Question

two events, a and b, are independent of each other. $p(a)=\frac{1}{6}$ and $p(a \text{ and } b)=\frac{1}{8}$. what is $p(b)$ written as a decimal? round to the nearest hundredth, if necessary.
\bigcirc 0.02
\bigcirc 0.04
\bigcirc 0.29
\bigcirc 0.75

Explanation:

Step1: Recall the formula for independent events

For independent events \( A \) and \( B \), the probability of both \( A \) and \( B \) occurring is given by \( P(A \text{ and } B) = P(A) \times P(B) \).

Step2: Solve for \( P(B) \)

We know \( P(A) = \frac{1}{6} \) and \( P(A \text{ and } B) = \frac{1}{8} \).
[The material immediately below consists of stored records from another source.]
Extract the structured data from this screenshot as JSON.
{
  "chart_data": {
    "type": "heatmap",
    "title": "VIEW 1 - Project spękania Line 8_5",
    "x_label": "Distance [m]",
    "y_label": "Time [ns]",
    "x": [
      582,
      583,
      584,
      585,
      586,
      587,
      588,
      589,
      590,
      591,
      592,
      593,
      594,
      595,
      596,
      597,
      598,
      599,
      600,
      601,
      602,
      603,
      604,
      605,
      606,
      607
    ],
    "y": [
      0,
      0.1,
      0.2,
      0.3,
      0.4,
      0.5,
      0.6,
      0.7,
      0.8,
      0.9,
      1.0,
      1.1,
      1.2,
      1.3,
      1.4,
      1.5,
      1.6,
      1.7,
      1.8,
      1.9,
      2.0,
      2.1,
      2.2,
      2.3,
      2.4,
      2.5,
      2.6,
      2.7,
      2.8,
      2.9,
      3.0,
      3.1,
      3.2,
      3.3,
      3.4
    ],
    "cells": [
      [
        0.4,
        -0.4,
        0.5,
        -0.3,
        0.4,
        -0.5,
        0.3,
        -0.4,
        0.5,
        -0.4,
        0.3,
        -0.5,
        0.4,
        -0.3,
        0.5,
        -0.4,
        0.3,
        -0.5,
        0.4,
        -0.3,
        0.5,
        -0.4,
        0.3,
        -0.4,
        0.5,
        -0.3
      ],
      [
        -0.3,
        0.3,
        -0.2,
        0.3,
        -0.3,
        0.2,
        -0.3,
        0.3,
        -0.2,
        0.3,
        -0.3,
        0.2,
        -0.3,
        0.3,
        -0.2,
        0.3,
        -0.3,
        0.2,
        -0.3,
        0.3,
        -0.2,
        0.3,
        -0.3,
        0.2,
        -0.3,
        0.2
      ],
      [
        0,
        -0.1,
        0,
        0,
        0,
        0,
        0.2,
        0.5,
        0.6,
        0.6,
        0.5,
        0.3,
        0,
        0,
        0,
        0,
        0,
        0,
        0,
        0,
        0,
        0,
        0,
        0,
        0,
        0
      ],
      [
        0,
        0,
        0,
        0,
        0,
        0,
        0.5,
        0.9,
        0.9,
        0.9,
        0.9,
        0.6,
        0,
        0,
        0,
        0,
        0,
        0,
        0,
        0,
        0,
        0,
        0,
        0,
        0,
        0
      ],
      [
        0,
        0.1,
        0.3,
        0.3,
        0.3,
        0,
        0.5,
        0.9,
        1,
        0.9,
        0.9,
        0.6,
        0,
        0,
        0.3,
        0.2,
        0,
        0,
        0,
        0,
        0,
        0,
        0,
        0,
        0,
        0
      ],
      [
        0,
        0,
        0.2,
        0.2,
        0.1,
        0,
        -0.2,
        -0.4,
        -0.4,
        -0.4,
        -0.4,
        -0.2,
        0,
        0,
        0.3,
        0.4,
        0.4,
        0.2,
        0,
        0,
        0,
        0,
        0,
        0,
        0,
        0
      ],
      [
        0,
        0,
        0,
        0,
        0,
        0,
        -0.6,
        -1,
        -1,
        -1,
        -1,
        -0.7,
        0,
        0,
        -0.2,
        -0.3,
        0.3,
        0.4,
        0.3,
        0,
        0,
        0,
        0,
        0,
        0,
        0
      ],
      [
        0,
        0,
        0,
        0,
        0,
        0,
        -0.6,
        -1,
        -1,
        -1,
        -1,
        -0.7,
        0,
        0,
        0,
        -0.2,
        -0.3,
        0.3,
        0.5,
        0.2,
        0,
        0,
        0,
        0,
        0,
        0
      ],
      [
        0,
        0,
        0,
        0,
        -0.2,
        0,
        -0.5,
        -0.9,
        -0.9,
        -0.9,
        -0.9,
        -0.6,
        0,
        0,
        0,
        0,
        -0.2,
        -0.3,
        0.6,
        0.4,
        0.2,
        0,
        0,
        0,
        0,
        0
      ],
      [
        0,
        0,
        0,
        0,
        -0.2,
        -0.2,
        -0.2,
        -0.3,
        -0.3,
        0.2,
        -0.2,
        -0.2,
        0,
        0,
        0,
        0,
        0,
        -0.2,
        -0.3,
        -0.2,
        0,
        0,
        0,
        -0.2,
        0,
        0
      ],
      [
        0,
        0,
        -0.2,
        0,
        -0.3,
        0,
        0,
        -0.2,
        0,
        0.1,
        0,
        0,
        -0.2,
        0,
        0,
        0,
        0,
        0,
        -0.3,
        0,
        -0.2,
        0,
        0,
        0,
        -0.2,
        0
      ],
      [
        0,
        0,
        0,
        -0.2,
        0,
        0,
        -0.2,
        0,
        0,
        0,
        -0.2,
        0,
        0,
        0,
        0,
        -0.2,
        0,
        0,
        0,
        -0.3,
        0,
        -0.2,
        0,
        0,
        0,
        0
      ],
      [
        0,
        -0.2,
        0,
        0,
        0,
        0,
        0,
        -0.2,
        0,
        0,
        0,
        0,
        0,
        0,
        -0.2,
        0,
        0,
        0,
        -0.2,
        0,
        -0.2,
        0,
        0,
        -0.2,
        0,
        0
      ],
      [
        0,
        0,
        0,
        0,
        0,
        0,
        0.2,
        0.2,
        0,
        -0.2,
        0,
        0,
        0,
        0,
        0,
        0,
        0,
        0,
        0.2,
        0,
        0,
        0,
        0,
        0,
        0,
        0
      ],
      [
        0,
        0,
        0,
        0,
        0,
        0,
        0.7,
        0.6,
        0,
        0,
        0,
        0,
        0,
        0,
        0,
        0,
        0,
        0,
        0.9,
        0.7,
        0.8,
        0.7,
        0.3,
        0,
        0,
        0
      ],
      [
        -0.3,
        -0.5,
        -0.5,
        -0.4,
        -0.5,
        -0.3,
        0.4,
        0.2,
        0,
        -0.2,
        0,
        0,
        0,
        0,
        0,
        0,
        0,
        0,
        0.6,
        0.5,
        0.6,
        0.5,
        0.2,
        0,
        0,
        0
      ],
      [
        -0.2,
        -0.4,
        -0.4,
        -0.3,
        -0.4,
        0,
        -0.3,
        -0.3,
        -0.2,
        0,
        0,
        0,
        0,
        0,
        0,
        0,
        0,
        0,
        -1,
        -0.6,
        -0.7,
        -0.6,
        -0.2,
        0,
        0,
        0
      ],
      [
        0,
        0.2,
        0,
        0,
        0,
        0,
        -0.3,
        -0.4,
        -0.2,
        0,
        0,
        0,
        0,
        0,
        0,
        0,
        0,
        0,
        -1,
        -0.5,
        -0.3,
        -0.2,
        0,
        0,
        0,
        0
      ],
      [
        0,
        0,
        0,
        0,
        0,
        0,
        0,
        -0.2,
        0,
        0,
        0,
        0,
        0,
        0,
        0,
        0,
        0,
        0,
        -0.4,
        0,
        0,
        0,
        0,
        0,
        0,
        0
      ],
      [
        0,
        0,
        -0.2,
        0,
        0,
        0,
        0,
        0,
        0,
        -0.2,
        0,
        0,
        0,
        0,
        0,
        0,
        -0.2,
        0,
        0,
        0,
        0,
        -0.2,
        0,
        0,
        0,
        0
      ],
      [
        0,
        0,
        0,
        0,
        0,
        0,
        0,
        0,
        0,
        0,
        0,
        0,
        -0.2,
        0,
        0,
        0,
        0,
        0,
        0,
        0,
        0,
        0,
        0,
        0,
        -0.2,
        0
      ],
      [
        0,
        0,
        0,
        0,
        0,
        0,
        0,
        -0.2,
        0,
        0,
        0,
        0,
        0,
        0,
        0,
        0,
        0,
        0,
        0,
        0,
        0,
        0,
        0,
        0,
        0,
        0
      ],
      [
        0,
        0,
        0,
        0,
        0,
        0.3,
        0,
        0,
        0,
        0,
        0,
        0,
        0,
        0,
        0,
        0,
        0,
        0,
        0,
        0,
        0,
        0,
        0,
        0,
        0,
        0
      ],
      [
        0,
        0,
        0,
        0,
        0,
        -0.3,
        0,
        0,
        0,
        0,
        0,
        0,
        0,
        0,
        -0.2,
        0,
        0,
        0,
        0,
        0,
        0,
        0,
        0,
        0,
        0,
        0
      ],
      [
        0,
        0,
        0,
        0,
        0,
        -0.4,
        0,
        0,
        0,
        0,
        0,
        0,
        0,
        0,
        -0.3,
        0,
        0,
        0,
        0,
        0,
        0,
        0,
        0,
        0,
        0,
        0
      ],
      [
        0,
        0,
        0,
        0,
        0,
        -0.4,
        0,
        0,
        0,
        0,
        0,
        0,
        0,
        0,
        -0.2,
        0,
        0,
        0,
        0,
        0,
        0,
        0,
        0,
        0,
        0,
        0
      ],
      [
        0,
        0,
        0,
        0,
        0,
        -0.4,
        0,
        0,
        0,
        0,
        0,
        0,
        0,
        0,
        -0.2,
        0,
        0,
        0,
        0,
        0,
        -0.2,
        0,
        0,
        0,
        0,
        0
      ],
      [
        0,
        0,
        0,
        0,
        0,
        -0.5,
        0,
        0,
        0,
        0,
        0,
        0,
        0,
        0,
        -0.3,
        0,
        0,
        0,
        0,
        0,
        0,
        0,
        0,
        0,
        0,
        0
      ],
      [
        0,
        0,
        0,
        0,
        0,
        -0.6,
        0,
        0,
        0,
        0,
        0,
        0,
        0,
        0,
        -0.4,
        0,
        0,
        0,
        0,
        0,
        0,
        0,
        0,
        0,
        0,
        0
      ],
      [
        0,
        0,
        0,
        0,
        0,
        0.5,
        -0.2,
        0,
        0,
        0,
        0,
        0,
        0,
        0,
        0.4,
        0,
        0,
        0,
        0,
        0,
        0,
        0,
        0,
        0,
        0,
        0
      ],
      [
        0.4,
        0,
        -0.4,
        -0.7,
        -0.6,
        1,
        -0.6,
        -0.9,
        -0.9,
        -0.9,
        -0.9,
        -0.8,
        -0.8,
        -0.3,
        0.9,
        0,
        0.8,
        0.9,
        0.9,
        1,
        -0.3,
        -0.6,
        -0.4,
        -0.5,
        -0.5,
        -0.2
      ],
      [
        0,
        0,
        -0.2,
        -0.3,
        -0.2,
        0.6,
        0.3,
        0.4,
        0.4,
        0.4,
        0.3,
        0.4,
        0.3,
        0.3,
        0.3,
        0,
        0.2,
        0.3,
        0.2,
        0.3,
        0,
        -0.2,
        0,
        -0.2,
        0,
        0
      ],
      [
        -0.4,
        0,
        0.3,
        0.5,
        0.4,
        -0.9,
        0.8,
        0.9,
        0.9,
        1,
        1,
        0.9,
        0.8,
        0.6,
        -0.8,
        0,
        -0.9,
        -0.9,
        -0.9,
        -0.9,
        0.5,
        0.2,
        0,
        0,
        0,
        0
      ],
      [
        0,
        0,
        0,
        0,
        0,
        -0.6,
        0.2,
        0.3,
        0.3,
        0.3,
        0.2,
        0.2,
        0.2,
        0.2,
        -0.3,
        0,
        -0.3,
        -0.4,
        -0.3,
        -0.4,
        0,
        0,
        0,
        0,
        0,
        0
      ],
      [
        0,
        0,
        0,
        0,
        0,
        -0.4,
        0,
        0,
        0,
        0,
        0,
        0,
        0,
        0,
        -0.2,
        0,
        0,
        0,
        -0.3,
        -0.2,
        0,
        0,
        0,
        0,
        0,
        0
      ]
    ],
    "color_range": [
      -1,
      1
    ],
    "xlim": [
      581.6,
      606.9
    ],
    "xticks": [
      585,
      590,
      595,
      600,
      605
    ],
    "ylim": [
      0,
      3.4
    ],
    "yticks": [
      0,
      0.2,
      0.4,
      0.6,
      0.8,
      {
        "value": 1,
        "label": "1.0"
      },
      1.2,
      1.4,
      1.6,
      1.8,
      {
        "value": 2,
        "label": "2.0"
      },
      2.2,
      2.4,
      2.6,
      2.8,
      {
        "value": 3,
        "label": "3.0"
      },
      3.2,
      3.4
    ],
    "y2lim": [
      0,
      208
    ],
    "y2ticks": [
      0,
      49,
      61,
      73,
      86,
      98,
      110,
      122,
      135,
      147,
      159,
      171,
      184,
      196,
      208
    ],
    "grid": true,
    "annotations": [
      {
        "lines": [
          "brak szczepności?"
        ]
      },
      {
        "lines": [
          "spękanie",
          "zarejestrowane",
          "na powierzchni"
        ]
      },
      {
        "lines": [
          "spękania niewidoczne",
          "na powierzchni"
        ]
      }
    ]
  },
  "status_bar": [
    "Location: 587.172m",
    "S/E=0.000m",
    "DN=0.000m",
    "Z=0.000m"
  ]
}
Rearranging the formula to solve for \( P(B) \), we get \( P(B) = \frac{P(A \text{ and } B)}{P(A)} \).

Substitute the given values: \( P(B) = \frac{\frac{1}{8}}{\frac{1}{6}} \).

Dividing by a fraction is the same as multiplying by its reciprocal, so \( P(B) = \frac{1}{8} \times \frac{6}{1} = \frac{6}{8} = \frac{3}{4} \).

Convert \( \frac{3}{4} \) to a decimal: \( \frac{3}{4} = 0.75 \).

Answer:

0.75